Participaient à la séance : Philippe de LADOUCETTE, président, Olivier CHALLAN BELVAL et Michel THIOLLIÈRE, commissaires.
Contexte
Au terme de plus de trois années de procédure, le Conseil d'Etat a annulé le 28 novembre 2012 la décision tacite d'approbation du 5 mai 2009 et la décision du 5 juin 2009 relative aux tarifs d'utilisation des réseaux publics de transport et de distribution d'électricité en tant qu'elles fixent les tarifs d'utilisation des réseaux publics de distribution ainsi que les décisions implicites des ministres chargés de l'énergie et de l'économie rejetant les recours gracieux dirigés contre ces décisions.
Le Conseil d'Etat a estimé que la méthodologie retenue par la CRE pour déterminer la rémunération du capital d'ERDF était erronée en droit car elle ne tenait pas compte des caractéristiques spécifiques de la comptabilité des concessions de distribution d'électricité (1). Cette annulation a pour effet de faire disparaître ces tarifs de l'ordonnancement juridique, avec un effet rétroactif à la date d'entrée en vigueur de ces tarifs, soit le 1er août 2009.
Toutefois, le Conseil d'Etat, considérant que l'application des deuxièmes tarifs d'utilisation des réseaux publics d'électricité (TURPE 2) à la période tarifaire considérée ne serait pas de nature à satisfaire l'exigence de couverture des coûts complets supportés par le gestionnaire de réseau, a précisé qu'il appartenait à la CRE de proposer aux ministres compétents d'approuver de nouveaux tarifs de distribution, calculés en tenant compte des motifs de sa décision, pour la période courant à compter du 1er août 2009.
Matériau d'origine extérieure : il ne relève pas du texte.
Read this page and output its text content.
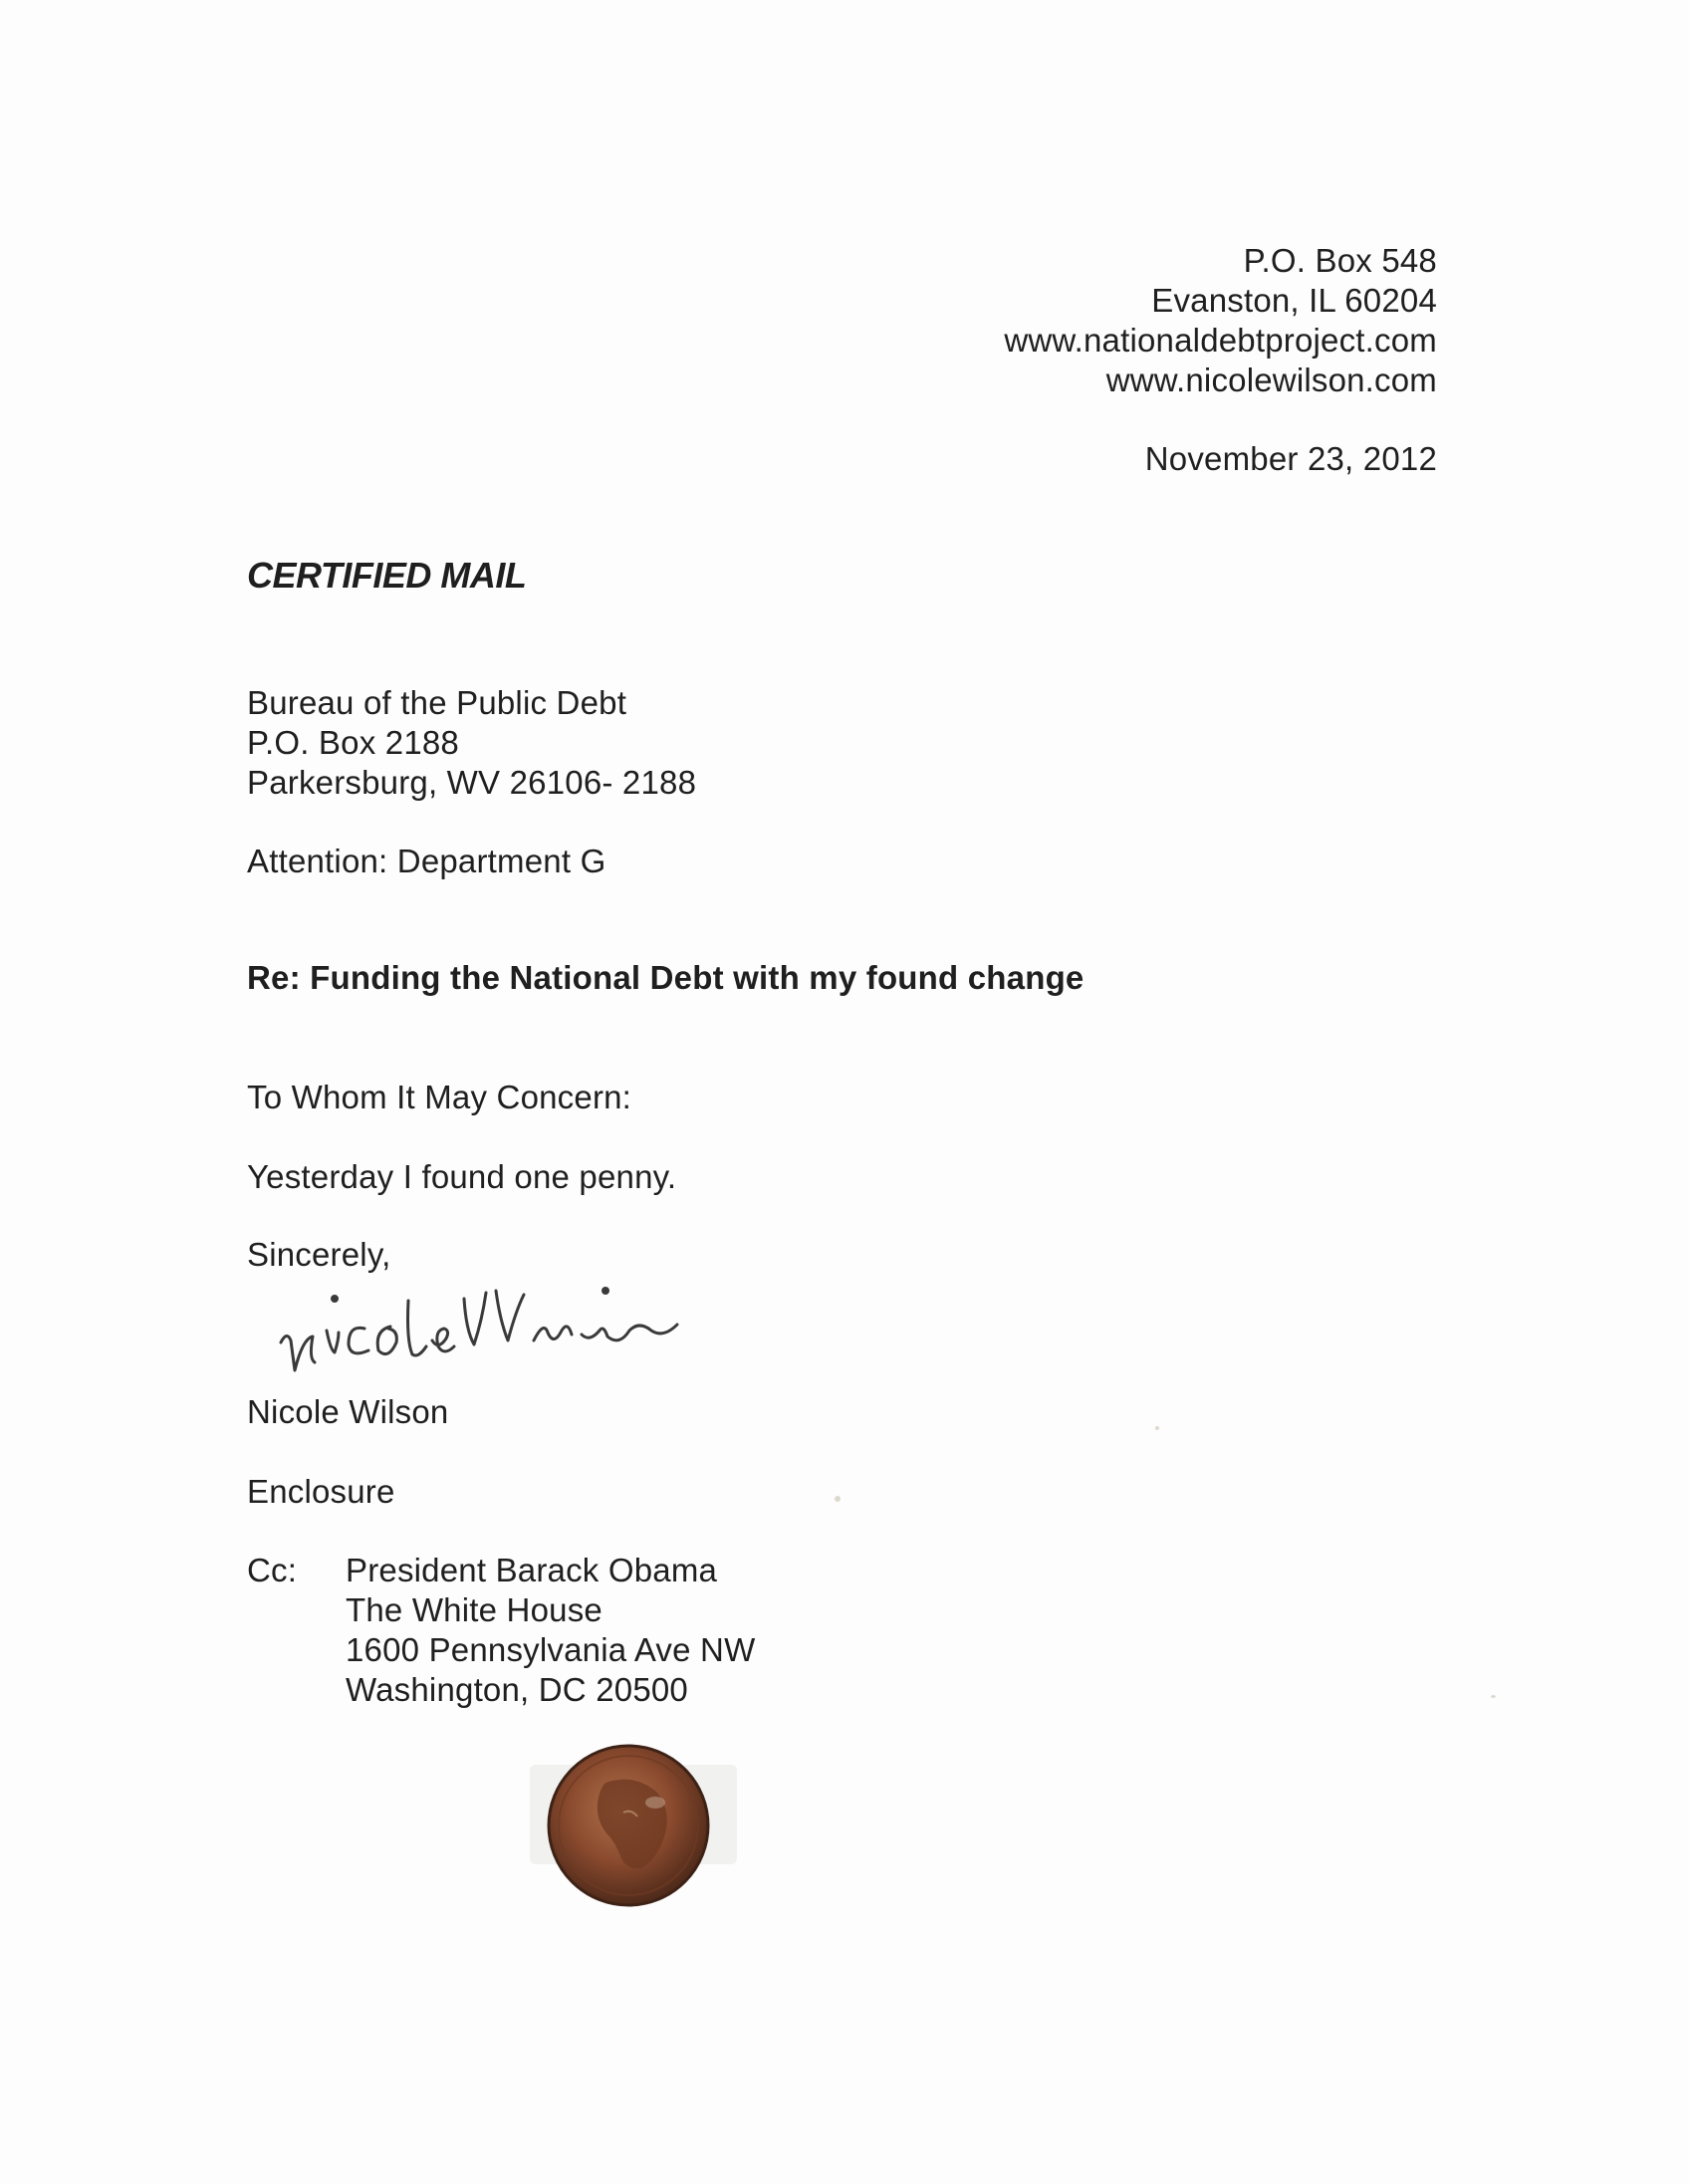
P.O. Box 548
Evanston, IL 60204
www.nationaldebtproject.com
www.nicolewilson.com
November 23, 2012
CERTIFIED MAIL
Bureau of the Public Debt
P.O. Box 2188
Parkersburg, WV 26106- 2188
Attention: Department G
Re: Funding the National Debt with my found change
To Whom It May Concern:
Yesterday I found one penny.
Sincerely,
Nicole Wilson
Enclosure
Cc: President Barack Obama
The White House
1600 Pennsylvania Ave NW
Washington, DC 20500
Le Conseil d'Etat a en conséquence différé la date d'effet de l'annulation des tarifs d'utilisation des réseaux publics de distribution au 1er juin 2013 afin de permettre l'adoption de ces nouveaux tarifs avant cette date.
Procédure
Il appartient donc à la CRE de proposer aux ministres chargés de l'économie et de l'énergie d'approuver une nouvelle version des troisièmes tarifs d'utilisation d'un réseau public d'électricité dans le domaine de tension HTA ou BT (TURPE 3 HTA/BT) selon la procédure applicable à la date des tarifs annulés, avant l'entrée en vigueur du code de l'énergie, qui a donné pleine compétence à la CRE en la matière. Ces nouveaux tarifs s'appliqueront rétroactivement à la période considérée et se substitueront aux tarifs annulés.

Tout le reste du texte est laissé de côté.